Même si le soutien clairement affiché par les États-Unis à l’État juif est en lui-même un message important transmis à Téhéran, il pourrait y avoir d’autres motivations derrière cette démonstration de solidarité.

« En étreignant quelqu’un, vous pouvez aussi lui prendre le pouls », dit Levite.

Alors que les mois passent sans nouvel accord sur le nucléaire à l’horizon et sans l’ombre d’un Plan B, l’administration Biden a besoin de savoir si Netanyahu n’est pas en train de planifier une frappe militaire contre le programme nucléaire iranien. Le défilé de déclarations inquiétantes de la part des alliés de la coalition du Premier ministre sur d’autres sujets entraîne très probablement un malaise à Washington et le sentiment de ne peut-être pas pleinement comprendre ce gouvernement, ce qui renforce l’urgence, pour les officiels américains, d’aller se faire leur propre impression sur ce que Jérusalem pourrait bien décider sur la problématique de la république islamique.

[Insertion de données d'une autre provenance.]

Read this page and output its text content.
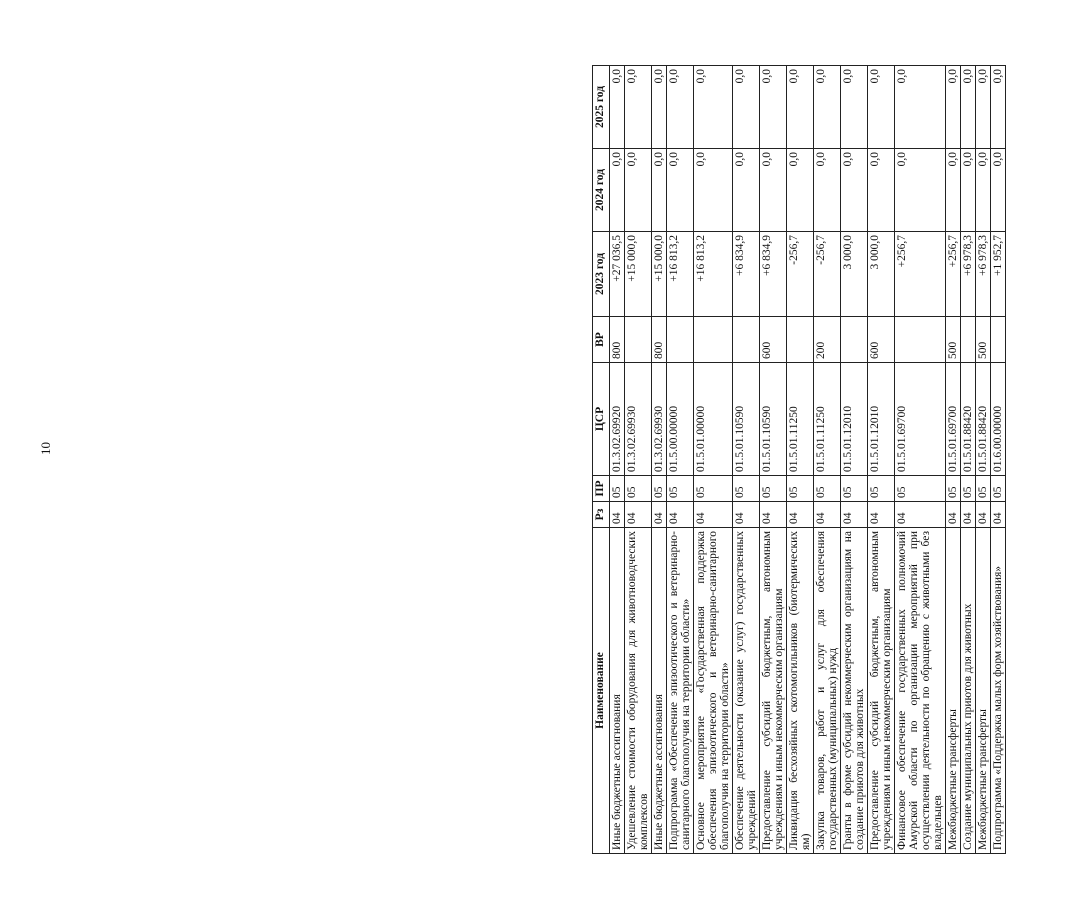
10
Наименование	Рз	ПР	ЦСР	ВР	2023 год	2024 год	2025 год
Иные бюджетные ассигнования	04	05	01.3.02.69920	800	+27 036,5	0,0	0,0
Удешевление стоимости оборудования для животноводческих комплексов	04	05	01.3.02.69930		+15 000,0	0,0	0,0
Иные бюджетные ассигнования	04	05	01.3.02.69930	800	+15 000,0	0,0	0,0
Подпрограмма «Обеспечение эпизоотического и ветеринарно-санитарного благополучия на территории области»	04	05	01.5.00.00000		+16 813,2	0,0	0,0
Основное мероприятие «Государственная поддержка обеспечения эпизоотического и ветеринарно-санитарного благополучия на территории области»	04	05	01.5.01.00000		+16 813,2	0,0	0,0
Обеспечение деятельности (оказание услуг) государственных учреждений	04	05	01.5.01.10590		+6 834,9	0,0	0,0
Предоставление субсидий бюджетным, автономным учреждениям и иным некоммерческим организациям	04	05	01.5.01.10590	600	+6 834,9	0,0	0,0
Ликвидация бесхозяйных скотомогильников (биотермических ям)	04	05	01.5.01.11250		-256,7	0,0	0,0
Закупка товаров, работ и услуг для обеспечения государственных (муниципальных) нужд	04	05	01.5.01.11250	200	-256,7	0,0	0,0
Гранты в форме субсидий некоммерческим организациям на создание приютов для животных	04	05	01.5.01.12010		3 000,0	0,0	0,0
Предоставление субсидий бюджетным, автономным учреждениям и иным некоммерческим организациям	04	05	01.5.01.12010	600	3 000,0	0,0	0,0
Финансовое обеспечение государственных полномочий Амурской области по организации мероприятий при осуществлении деятельности по обращению с животными без владельцев	04	05	01.5.01.69700		+256,7	0,0	0,0
Межбюджетные трансферты	04	05	01.5.01.69700	500	+256,7	0,0	0,0
Создание муниципальных приютов для животных	04	05	01.5.01.88420		+6 978,3	0,0	0,0
Межбюджетные трансферты	04	05	01.5.01.88420	500	+6 978,3	0,0	0,0
Подпрограмма «Поддержка малых форм хозяйствования»	04	05	01.6.00.00000		+1 952,7	0,0	0,0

Des avions de chasse israéliens et américains volent aux côtés d’un bombardier américain B-52 au-dessus de la mer Méditerranée pendant l’exercice Juniper Oak 2023, le 25 janvier 2023. (Crédit : CENTCOM)

Au-delà de son rôle de ministre de la Défense, Gallant, qui est considéré comme l’un des « adultes raisonnables » du gouvernement de Netanyahu, est un interlocuteur commode pour les responsables de l’administration Biden.

Pendant ce temps, l’Iran reste dans une situation où Téhéran pourrait rapidement produire suffisamment de matériaux fossiles pour fabriquer de multiples bombes, même si le pays devrait encore développer un détonateur et un système de distribution.

La république islamique va probablement continuer à osciller juste en-dessous du seuil de 90 %, conservant ce tournant déterminant comme outil de chantage visant à dissuader les nations occidentales d’abandonner officiellement les négociations et de confier la question du programme nucléaire au Conseil de sécurité.